Sexualforscher warnen vor Hype um «Pink Viagra»

Deutsche Sexualforscher sehen die Sexpille «Pink Viagra» für die Frau kritisch. «Die Wirkung ist gering. Wer will guten Gewissens sagen, dass diese Pille verlässlich funktioniert?», sagte der Präsident der Deutschen Gesellschaft für Sozialwissenschaftliche Sexualforschung, Jakob Pastötter, der dpa.

Das in den USA neu zugelassene Präparat ist ein Psychopharmakon, das täglich eingenommen werden muss.

«Viele Frauen werden sie mit großen Erwartungen nehmen und dann merken: Da passiert ja gar nichts», sagte Pastötter. Aus Erfahrung mit Viagra wüssten Sexualtherapeuten, dass sich viele der eigentlichen Probleme nicht durch Medikamente lösen ließen.

Die US-Arzneibehörde Food and Drug Administration (FDA) in Washington hatte am Dienstag (Ortszeit) den Wirkstoff Flibanserin genehmigt, der unter dem Namen Addyi auf den Markt kommen soll. Die rosa Pille soll die sexuelle Lust von Frauen wecken. Damit ließ die FDA zum ersten Mal ein luststeigernde Präparat als Medikament zu.

Als «Pink Viagra» oder «Viagra für die Frau» machte Addyi Schlagzeilen. Doch die rosa Pille wirkt ganz anders als die blaue für den Mann. Sie wirkt psychisch - im Gehirn. Während Viagra und Co. bei Männern ein körperliches Problem anpacken und ihnen zur Erektionen verhelfen können, beeinflusst Flibanserin die Botenstoffe Dopamin und Serotonin und soll die Libido anregen. Es geht also nicht ums Können, sondern ums Wollen.

Die Psychologin Verena Klein vom Institut für Sexualforschung am Universitätsklinikum Hamburg-Eppendorf fürchtet, dass mit Addyi die Sexualität der Frau in den Bereich der Krankheit rückt. «Es wird so getan, als gäbe es ein Defizit der Frau, das durch ein Medikament behoben werden könne», sagt die Geschäftsführerin der Deutschen Gesellschaft für Sexualforschung (DGfS). «Wenn Sexualität in der Partnerschaft nicht so gut läuft, dann lässt sich das nicht auf die Biologie der Partnerin oder des Partners reduzieren.» Das Präparat könnte Klein zufolge Frauen auch unter Leistungsdruck setzen, funktionieren zu müssen.

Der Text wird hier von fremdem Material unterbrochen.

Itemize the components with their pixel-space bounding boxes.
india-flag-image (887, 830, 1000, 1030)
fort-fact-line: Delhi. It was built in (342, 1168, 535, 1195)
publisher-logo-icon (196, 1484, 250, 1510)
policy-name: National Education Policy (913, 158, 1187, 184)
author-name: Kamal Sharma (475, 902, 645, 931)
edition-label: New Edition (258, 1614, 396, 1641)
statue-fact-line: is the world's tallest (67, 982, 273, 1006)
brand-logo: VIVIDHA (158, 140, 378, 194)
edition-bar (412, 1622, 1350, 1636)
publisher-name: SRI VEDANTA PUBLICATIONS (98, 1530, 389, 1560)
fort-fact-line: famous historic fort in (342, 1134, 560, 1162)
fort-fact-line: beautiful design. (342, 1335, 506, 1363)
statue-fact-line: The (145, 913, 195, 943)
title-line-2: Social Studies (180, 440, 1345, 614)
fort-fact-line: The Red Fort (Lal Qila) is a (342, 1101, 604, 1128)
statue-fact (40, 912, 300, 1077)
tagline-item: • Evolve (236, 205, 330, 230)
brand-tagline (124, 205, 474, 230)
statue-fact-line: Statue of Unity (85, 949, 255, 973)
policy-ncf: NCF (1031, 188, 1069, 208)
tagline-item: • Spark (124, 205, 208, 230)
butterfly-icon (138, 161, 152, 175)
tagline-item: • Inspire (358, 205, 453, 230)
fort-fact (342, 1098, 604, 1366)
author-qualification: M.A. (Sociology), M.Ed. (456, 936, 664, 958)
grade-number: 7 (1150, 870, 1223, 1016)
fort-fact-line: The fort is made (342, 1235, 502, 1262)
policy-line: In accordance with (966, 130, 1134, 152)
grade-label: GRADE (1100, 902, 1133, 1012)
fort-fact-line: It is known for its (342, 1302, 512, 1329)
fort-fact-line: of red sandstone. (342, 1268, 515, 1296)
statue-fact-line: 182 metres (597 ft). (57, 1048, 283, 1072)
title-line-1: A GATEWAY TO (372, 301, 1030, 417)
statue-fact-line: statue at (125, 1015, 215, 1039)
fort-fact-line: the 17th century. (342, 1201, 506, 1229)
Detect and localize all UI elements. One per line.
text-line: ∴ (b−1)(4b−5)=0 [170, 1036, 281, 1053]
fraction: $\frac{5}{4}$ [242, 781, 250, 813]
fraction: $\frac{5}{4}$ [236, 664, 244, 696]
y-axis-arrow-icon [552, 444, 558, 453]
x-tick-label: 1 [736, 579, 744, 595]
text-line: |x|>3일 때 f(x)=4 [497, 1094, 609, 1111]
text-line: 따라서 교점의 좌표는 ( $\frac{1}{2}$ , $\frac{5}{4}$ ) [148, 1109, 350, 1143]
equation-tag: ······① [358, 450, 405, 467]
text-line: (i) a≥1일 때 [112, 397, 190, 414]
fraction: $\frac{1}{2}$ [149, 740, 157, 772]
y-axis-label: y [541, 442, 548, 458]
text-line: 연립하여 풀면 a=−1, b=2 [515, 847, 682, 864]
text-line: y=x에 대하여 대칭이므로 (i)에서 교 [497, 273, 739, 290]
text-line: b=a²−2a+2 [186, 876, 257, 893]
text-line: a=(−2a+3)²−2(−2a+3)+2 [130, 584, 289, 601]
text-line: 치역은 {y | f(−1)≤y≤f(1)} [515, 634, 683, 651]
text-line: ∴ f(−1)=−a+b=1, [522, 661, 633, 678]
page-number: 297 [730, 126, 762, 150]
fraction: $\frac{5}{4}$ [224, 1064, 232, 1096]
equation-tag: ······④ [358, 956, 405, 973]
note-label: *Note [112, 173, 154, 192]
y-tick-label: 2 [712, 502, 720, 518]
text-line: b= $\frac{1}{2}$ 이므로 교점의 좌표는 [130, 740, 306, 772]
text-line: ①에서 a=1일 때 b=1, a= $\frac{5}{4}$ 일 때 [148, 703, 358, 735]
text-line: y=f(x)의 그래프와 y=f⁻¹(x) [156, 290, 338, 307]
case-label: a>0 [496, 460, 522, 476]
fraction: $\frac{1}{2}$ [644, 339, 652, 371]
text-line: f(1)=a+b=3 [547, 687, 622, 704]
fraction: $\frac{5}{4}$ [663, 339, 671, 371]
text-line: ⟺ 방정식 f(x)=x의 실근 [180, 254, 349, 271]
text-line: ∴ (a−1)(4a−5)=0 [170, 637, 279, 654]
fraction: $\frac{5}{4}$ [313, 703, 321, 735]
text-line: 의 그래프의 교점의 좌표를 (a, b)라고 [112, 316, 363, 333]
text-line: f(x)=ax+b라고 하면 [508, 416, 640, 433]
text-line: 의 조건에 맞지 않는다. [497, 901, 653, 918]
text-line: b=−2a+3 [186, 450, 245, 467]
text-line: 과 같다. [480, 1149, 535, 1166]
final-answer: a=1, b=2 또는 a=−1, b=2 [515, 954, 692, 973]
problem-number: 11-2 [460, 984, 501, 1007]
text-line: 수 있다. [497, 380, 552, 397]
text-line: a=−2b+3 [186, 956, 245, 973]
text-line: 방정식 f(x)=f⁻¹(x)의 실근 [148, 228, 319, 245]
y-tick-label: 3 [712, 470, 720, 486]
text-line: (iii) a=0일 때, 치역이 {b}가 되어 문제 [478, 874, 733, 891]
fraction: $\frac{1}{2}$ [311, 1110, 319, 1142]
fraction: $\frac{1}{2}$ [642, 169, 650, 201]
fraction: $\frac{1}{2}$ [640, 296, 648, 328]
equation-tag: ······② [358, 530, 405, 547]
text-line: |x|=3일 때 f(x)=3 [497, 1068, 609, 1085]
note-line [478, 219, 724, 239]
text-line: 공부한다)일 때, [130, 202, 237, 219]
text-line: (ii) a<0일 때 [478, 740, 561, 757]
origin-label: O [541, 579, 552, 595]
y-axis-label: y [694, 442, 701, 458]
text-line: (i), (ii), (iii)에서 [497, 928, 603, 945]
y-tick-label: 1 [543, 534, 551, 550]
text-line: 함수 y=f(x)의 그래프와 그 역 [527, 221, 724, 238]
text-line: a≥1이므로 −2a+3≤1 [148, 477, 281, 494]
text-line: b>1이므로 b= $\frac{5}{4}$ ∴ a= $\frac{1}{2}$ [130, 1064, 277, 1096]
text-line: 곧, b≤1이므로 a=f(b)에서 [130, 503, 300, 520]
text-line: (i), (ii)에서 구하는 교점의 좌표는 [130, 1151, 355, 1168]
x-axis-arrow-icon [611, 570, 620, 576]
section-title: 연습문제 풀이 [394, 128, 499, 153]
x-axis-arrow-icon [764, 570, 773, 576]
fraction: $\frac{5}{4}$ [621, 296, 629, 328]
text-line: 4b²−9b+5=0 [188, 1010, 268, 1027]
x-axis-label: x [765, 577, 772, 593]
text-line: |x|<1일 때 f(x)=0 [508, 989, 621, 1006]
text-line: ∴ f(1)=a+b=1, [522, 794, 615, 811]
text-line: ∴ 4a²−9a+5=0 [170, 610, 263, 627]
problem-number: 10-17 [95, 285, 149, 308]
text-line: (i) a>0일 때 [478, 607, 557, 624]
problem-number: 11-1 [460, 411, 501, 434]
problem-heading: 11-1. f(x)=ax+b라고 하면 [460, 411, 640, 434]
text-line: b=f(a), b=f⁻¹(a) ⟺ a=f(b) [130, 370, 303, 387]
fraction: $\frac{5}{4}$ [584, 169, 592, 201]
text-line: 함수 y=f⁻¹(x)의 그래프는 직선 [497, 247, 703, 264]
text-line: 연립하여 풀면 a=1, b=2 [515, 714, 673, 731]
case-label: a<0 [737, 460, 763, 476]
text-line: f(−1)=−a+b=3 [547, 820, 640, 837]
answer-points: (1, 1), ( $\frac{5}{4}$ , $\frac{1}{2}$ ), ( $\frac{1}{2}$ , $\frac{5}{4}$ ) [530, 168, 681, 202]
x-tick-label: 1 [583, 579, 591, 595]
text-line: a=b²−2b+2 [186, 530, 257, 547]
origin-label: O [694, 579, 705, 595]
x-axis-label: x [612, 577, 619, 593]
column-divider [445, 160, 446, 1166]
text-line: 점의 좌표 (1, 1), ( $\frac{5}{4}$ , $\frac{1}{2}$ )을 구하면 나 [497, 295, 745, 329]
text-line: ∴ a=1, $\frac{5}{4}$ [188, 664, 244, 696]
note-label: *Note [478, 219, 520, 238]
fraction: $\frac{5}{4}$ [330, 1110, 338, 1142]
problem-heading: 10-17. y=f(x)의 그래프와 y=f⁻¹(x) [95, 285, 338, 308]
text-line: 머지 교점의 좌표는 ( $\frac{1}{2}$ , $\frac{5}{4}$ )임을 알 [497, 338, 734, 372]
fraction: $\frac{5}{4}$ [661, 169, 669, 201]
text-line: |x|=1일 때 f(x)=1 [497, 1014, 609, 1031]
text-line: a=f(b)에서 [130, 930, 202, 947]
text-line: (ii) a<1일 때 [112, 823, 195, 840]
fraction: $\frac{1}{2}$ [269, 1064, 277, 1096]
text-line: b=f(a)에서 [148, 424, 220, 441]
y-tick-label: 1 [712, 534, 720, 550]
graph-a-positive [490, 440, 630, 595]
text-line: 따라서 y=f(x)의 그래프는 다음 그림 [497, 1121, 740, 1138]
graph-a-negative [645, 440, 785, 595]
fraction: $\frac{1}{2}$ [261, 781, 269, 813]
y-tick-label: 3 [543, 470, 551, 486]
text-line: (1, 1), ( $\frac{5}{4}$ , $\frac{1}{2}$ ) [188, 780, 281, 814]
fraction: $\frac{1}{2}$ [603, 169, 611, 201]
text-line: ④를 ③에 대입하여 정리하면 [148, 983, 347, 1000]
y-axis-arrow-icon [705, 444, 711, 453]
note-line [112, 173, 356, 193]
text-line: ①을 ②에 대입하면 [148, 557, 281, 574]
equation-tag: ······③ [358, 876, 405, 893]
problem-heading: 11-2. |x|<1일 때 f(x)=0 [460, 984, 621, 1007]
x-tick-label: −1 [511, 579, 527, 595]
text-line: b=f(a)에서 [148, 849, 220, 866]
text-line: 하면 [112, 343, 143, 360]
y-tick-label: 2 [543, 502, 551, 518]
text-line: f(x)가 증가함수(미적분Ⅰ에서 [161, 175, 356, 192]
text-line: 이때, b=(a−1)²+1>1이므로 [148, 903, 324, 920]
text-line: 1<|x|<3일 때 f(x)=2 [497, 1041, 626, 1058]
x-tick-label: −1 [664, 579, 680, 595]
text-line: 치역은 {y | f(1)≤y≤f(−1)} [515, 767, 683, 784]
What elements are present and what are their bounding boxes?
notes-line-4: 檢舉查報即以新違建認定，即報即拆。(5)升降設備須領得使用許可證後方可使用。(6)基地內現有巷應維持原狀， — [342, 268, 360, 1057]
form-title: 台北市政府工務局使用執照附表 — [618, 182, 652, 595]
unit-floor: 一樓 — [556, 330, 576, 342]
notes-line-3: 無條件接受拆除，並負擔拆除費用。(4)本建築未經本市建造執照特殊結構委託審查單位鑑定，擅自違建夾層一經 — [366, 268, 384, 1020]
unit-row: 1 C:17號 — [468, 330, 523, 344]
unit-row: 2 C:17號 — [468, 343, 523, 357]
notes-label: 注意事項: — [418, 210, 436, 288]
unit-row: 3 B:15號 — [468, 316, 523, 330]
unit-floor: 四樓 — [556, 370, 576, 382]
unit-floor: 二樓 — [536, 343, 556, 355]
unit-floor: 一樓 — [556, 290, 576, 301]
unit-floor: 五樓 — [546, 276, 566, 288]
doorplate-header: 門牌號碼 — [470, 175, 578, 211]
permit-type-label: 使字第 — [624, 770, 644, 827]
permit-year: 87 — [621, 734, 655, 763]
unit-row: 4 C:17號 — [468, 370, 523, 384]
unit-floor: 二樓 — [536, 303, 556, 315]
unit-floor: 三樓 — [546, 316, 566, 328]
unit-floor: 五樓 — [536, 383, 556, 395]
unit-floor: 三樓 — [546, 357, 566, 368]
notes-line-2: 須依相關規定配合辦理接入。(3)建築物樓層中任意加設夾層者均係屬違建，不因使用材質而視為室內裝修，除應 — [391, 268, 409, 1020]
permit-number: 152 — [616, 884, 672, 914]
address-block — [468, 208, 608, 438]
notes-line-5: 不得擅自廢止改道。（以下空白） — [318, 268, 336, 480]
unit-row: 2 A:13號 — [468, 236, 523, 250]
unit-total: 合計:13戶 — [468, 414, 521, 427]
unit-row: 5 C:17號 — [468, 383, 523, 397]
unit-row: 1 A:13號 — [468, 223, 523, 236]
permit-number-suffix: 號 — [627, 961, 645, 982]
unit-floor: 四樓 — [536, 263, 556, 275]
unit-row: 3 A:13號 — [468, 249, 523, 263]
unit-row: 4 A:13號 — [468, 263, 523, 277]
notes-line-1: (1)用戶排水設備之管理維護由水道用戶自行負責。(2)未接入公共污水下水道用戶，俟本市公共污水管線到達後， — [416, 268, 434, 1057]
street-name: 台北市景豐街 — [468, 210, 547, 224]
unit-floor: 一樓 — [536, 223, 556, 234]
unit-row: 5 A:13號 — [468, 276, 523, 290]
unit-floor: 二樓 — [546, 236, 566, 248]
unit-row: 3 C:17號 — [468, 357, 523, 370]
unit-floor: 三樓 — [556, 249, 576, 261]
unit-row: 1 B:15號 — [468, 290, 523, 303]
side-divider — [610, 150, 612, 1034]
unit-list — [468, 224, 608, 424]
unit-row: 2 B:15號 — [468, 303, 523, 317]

Sexuelle Unlust als eigenständige Störung gebe es im US-amerikanischen Diagnosekatalog DSM-V gar nicht mehr, erklärt Klein. Ein Medikament, das in die biochemischen Prozesses des Hirns eingreift, lasse Wichtiges außer Acht: das Ineinandergreifen gesellschaftlicher, biologischer und individueller Faktoren, die Sexualität beeinflussen.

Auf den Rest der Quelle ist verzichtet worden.